Learning By Road

It’s not exactly the Road to Damascus but the Old Hume Highway has a few conversions of its own.

It was on a Bankstown-Berrima bus trip that Vietnamese refugee, Lien Ho, enjoyed her first day out with born and bred Australians in 21 years.

And it was on the same stretch of highway that semi-retired clockmaker, Peter Short, renounced his long-held view that Boat People “should all be sent back”.

Not quite miraculous but big shifts, nevertheless, for people who inhabit different worlds in the same city.

It was the Sydney Alliance that brought their lives together.

The Alliance is made up of 30 partner organisations working together to improve services and communities.

Bankstown Uniting Church minister, Neil Smith, decided to put the theory into practice by strolling the quick kilometre around to the offices of another Alliance partner organisation, Asian Women@Work.

There he met Vietnamese community worker, Bich Thuy Pham, and it didn’t take them long to work out that the church’s bus and predominantly Anglo parishioners, and immigrant women keen to improve their English, might be a match.

Peter says, in the early days, Neil “hassled” parishioners about coming along for the ride. Initially, he concedes, he was sceptical.

But he agreed to take part in the May 7 trip to Berrima.
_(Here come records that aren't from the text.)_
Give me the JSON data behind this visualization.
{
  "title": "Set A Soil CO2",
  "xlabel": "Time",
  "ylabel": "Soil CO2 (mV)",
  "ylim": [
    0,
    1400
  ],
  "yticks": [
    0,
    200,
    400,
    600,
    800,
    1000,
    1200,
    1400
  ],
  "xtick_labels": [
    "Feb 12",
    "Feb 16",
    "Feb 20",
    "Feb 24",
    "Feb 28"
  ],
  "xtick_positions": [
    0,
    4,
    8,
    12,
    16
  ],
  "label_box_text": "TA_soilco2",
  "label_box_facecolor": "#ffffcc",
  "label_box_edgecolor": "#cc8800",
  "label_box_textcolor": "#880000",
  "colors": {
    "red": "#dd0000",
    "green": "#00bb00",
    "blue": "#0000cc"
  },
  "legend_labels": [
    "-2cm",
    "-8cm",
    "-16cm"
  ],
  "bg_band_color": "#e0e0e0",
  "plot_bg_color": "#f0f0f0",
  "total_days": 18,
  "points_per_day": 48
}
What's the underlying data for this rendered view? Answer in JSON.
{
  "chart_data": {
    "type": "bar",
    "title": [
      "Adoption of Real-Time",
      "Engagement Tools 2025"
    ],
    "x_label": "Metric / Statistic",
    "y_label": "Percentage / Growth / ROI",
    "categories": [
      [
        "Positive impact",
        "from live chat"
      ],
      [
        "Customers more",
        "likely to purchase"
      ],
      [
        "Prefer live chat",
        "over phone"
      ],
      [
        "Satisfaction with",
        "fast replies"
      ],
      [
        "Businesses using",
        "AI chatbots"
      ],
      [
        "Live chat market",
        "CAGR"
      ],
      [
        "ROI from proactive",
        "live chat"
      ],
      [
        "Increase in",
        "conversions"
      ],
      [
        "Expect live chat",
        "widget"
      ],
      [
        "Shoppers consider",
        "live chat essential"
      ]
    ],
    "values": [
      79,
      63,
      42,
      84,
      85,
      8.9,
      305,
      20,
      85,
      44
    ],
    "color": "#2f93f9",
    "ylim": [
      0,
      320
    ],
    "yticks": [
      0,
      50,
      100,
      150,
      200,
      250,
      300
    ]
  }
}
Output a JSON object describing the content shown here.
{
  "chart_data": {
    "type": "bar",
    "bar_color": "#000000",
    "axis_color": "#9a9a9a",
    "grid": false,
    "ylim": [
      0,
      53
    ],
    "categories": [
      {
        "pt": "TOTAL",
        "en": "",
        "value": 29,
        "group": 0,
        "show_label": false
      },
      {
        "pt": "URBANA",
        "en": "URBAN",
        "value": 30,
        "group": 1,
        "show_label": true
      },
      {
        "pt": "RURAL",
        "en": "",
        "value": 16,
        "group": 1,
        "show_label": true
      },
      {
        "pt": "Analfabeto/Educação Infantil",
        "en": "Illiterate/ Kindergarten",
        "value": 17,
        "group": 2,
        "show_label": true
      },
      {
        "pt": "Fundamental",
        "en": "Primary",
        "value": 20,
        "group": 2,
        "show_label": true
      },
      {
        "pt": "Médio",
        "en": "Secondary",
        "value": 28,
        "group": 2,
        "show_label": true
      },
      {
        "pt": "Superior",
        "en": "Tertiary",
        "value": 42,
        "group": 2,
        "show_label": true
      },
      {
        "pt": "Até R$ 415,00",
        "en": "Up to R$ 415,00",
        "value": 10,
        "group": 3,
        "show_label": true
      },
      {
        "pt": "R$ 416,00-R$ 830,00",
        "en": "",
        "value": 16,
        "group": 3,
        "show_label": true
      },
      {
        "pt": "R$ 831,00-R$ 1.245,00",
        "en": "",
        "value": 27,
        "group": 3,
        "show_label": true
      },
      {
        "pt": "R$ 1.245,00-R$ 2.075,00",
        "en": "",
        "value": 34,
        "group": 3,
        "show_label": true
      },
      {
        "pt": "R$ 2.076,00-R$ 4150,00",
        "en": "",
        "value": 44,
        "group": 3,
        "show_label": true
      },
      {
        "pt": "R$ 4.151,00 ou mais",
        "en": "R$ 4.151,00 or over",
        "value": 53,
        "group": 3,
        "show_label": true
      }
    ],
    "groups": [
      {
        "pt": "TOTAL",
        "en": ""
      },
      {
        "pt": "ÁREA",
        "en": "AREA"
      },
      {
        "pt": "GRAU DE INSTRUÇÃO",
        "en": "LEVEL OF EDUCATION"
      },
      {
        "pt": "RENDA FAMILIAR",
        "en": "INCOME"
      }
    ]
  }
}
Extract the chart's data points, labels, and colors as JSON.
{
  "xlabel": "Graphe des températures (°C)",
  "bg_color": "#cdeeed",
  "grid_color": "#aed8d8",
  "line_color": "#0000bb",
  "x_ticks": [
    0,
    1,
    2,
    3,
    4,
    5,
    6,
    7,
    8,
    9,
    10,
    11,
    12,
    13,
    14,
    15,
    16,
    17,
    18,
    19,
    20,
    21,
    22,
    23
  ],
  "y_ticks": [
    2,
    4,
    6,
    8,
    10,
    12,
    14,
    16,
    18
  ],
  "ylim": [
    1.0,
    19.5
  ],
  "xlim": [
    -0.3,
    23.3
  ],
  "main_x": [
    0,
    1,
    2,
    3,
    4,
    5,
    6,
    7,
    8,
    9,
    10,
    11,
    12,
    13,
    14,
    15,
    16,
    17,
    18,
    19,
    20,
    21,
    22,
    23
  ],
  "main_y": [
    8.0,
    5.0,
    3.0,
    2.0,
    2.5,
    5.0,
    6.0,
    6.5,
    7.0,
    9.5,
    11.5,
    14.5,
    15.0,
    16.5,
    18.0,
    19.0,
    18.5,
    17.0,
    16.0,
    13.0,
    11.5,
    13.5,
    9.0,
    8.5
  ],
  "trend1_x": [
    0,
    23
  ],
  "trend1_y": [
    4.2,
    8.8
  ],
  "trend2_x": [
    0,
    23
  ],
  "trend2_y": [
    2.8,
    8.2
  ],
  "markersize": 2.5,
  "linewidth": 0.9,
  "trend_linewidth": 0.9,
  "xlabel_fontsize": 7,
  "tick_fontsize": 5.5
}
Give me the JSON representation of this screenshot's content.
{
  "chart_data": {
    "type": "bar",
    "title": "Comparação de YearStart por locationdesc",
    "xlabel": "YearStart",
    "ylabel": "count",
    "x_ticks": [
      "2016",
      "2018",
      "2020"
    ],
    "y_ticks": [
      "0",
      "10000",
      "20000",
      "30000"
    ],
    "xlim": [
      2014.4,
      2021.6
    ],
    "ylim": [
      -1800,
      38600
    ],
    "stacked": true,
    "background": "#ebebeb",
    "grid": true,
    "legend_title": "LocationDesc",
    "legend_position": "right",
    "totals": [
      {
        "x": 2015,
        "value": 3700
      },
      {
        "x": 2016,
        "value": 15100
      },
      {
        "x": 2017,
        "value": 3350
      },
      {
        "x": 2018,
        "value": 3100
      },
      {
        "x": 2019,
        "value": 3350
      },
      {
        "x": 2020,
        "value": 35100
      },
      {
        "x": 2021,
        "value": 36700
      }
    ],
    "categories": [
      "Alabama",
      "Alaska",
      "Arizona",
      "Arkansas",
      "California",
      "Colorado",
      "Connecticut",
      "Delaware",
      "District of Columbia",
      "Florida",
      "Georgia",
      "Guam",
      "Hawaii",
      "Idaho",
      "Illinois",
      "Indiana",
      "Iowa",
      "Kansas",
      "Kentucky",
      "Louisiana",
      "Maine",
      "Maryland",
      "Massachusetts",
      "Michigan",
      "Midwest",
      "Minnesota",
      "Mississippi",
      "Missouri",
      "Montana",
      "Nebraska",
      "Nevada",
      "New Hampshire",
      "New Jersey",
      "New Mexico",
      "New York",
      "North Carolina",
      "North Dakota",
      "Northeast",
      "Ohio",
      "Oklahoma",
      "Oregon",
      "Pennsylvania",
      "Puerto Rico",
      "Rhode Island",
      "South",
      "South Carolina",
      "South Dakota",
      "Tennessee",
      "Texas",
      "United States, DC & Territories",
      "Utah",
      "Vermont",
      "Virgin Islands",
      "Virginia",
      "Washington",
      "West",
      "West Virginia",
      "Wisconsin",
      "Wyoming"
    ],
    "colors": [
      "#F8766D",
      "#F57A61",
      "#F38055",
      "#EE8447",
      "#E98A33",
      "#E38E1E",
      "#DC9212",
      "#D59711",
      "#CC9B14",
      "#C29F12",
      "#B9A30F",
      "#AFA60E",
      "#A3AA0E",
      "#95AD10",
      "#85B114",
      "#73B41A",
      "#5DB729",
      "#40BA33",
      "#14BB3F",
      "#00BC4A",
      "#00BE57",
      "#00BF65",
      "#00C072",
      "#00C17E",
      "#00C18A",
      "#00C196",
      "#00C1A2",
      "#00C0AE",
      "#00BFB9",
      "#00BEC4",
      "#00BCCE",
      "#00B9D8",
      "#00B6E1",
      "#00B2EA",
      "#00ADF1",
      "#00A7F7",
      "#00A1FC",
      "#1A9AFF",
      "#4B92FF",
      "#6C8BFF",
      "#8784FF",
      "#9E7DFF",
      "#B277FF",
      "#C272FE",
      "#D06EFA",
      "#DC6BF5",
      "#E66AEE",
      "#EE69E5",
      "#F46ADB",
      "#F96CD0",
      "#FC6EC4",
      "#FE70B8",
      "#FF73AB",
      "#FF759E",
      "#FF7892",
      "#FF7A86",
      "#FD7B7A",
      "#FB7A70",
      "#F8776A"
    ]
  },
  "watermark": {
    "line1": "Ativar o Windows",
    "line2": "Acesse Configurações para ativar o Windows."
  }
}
He spoke with a woman who had escaped Vietnam, twice. He said her story of small boats, rough seas and cramped conditions opened his eyes to the courage and determination some people need to taste freedom.

“The trip sounded frightening,” he said, “100 people on a small boat in a big ocean.

“She described it to me as very cramped, very hot and very smelly.

“I found her determination amazing.

“I can honestly say it changed my opinion about all boat people. I had always thought – send them back and let them join the queue.

“I am sure a lot of other Australians would change their minds if they could meet these people and hear their stories.”

Lien left Vietnam in 1988 and spent two years in a Thai refugee camp before she and her son were resettled in Australia.

She sewed fashion garments for $5 apiece, about $5 an hour, from her Villawood home to put her son through school and tertiary studies.

She is proud of him and the job he holds with a Sydney accountancy firm.

But, years of working from home, left her almost entirely reliant on a network of fellow refugees.

“I listened to community radio in Vietnamese and one day I heard about Asian Women@Work and their English classes. Before that I was cut off from all the people around me,” Lien said.

She said the Vietnamese and Chinese women on the Southern Highlands trip resolved to fine themselves if they reverted to their mother tongues on the bus.

“I spoke only English to the people from the Uniting Church,” Lien said. “They were teaching me the names of animals and trees I had never heard before.

“It was good for me to go outside and see things I had never seen in my life.